Kaum mehr Platz, aber immer mehr Nachfragen: Die CDU hatte ein muslimisches Gräberfeld vorgeschlagen und sprach von einer „Win-win-Situation“.
Gen MekkaBergneustädter Stadtrat will einziges muslimisches Gräberfeld in Oberberg erweitern
Knapp 44 Prozent der Menschen zwischen Belmicke und Leienbach besitzen entweder eine ausländische Staatsangehörigkeit oder haben den deutschen Pass, aber Wurzeln im Ausland – so hat es das Statistische Landesamt Anfang 2022 zuletzt ausgerechnet. Und obwohl die Muslime an dieser Gruppe von fast 8500 Menschen einen maßgeblichen Anteil haben dürften, gibt es in Bergneustadt aktuell nur noch ganz wenige Quadratmeter Platz, auf dem nach muslimischem Ritus bestattet werden kann.

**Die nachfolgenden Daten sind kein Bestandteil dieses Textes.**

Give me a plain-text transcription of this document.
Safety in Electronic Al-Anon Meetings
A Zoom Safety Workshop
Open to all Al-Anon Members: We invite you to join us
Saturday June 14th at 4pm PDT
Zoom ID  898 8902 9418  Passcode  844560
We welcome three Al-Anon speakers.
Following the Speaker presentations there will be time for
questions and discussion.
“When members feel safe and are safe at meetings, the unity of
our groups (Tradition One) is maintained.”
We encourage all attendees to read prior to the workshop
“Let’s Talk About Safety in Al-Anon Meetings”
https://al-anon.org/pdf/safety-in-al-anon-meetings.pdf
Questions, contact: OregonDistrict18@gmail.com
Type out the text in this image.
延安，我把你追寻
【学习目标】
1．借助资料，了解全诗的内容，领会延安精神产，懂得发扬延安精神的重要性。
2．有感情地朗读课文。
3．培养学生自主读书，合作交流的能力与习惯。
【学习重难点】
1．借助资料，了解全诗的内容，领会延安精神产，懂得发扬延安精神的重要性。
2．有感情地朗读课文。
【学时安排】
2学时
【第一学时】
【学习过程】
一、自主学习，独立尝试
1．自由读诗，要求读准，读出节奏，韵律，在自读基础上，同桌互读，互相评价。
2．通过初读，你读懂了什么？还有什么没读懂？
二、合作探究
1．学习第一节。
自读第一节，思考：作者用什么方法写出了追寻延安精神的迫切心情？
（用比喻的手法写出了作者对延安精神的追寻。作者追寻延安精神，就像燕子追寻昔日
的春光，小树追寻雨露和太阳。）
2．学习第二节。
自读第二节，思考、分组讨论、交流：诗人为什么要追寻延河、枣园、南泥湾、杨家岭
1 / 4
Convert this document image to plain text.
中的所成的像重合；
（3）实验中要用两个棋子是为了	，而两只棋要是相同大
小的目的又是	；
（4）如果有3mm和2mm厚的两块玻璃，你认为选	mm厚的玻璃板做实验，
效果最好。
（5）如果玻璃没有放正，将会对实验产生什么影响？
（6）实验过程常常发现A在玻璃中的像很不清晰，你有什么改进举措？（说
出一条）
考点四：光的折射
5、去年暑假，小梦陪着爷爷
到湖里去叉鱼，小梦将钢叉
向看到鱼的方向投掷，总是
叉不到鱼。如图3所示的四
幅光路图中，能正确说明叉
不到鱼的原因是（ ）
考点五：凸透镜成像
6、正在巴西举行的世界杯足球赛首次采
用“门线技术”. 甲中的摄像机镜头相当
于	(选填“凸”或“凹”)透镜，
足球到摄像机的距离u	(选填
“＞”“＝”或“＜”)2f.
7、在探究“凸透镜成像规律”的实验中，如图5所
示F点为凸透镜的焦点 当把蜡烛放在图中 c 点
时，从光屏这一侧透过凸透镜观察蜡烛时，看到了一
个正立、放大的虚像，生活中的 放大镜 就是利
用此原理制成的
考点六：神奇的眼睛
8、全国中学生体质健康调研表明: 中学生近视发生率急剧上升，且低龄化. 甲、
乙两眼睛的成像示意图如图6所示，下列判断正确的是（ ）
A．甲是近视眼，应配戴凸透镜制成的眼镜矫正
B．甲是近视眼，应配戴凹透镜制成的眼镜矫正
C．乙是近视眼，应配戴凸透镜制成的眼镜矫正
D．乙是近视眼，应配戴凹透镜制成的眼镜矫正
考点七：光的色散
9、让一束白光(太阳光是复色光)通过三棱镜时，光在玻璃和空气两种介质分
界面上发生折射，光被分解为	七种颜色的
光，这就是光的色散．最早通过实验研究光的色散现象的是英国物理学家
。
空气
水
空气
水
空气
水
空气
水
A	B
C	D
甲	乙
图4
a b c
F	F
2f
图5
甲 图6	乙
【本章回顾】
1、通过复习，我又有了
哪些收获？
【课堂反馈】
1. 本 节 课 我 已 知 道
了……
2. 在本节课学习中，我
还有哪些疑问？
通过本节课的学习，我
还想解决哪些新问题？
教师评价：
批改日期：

Muslime sollen nach dem Tod in ihrer Bergneustädter Heimat bleiben
Das Ende der Siebzigerjahre ausgewiesene Feld auf dem städtischen Friedhof ist seit Jahren so gut wie voll und es eignet sich eben nicht jedes Plätzchen. Nach den Lehren des Islam wird in Tüchern und ohne Sarg beerdigt, die Grablegung erfolgt exakt nach Osten, gen Mekka, und die Verbrennung ist für Gläubige keine Option.
Doch künftig soll es deutlich mehr Raum geben. Am Mittwochabend war die CDU-Fraktion im Bergneustädter Stadtrat mit dem Antrag auf Ausweisung eines muslimischen Gräberfeldes auf dem Friedhof an der Oststraße erfolgreich. Der Stadtverordnete Christoph Stenschke (CDU) sprach von einer „Win-win-Situation“: Durch immer weniger Erdbestattungen habe man den Platz auf dem Friedhof und andererseits könnten Muslime über den Tod hinaus in ihrer Bergneustädter Heimat bleiben.
Eine breite Mehrheit folgte dem Vorschlag, der bei der Freien Wählergemeinschaft (FWGB) sogar für richtige Begeisterung sorgte. „Wir danken der CDU für diesen Vorstoß, den wir selbst nicht gewagt hätten. Wir wären zu skeptisch gewesen, ob es dafür eine Mehrheit gibt“, sagte Mehmet Pektas (FWGB). Die Details soll nun ein Arbeitskreis in Zusammenarbeit mit der muslimischen Gemeinde erarbeiten.
Dass die Nachfrage nach einem Platz in Oberbergs bislang einzigem muslimischen Gräberfeld unstreitig vorhanden ist, bestätigt Julia Schalles, Vertreterin des Bürgermeisters. Und auch Pektas berichtet im Gespräch mit dieser Zeitung, dass es zwar weiterhin die alte Generation gebe, die auf eine Bestattung im Geburtsort, oftmals in der Türkei, bestehe. Aber die Zahl der Verstorbenen, deren Band in die Türkei deutlich lockerer geknüpft war, nehme stetig zu.
Genauso sieht es auch Recep Özgül, Sprecher des Bergneustädter Moscheevereins, der zudem darauf hinweist, dass muslimische Bestattungen nicht nur die türkische Community betreffen. Gerade die hohen Zahlen der Geflüchteten hätten das Platzproblem zuletzt verschärft. Und unter Afghanen, Syrern, Bosniern oder Libanesen gebe es nach seinen Erfahrungen sehr wenig Menschen, die nach ihrem Tod dorthin zurückkehren wollten.
Ausdrücklich begrüßt hat der Bergneustädter Moscheeverein die Pläne des Stadtrates zur Erweiterung des muslimischen Gräberfeldes. Die Not der Gläubigen aus der Stadt und dem ganzen Kreisgebiet kenne man aus der täglichen Arbeit nur zu gut, betont Recep Özgül, Sprecher der Gemeinde. Tragisches Beispiel aus diesem Jahr: Für den im Februar am sogenannten Trinkerbüdchen am Gummersbacher Busbahnhof erstochenen 24-jährigen Somalier ließ sich zunächst keine Ruhestätte finden. Der Mann sei muslimischen Glaubens, aber ohne Angehörige in Deutschland gewesen, so Özgül.
Die Überführung seines Leichnams nach Somalia schied aus. Auch die Kontaktaufnahme mit den Verantwortlichen für die nächstgelegenen Friedhöfe mit muslimischem Bereich in Eitorf und Siegen hatten keinen Erfolg. Zwischenzeitlich habe der Verein auch die von den Behörden anvisierte Verbrennung verhindert, die im Islam tabu ist. Letztlich sei es dann doch noch gelungen, ein Grab auf dem Bergneustädter Friedhof zu finden.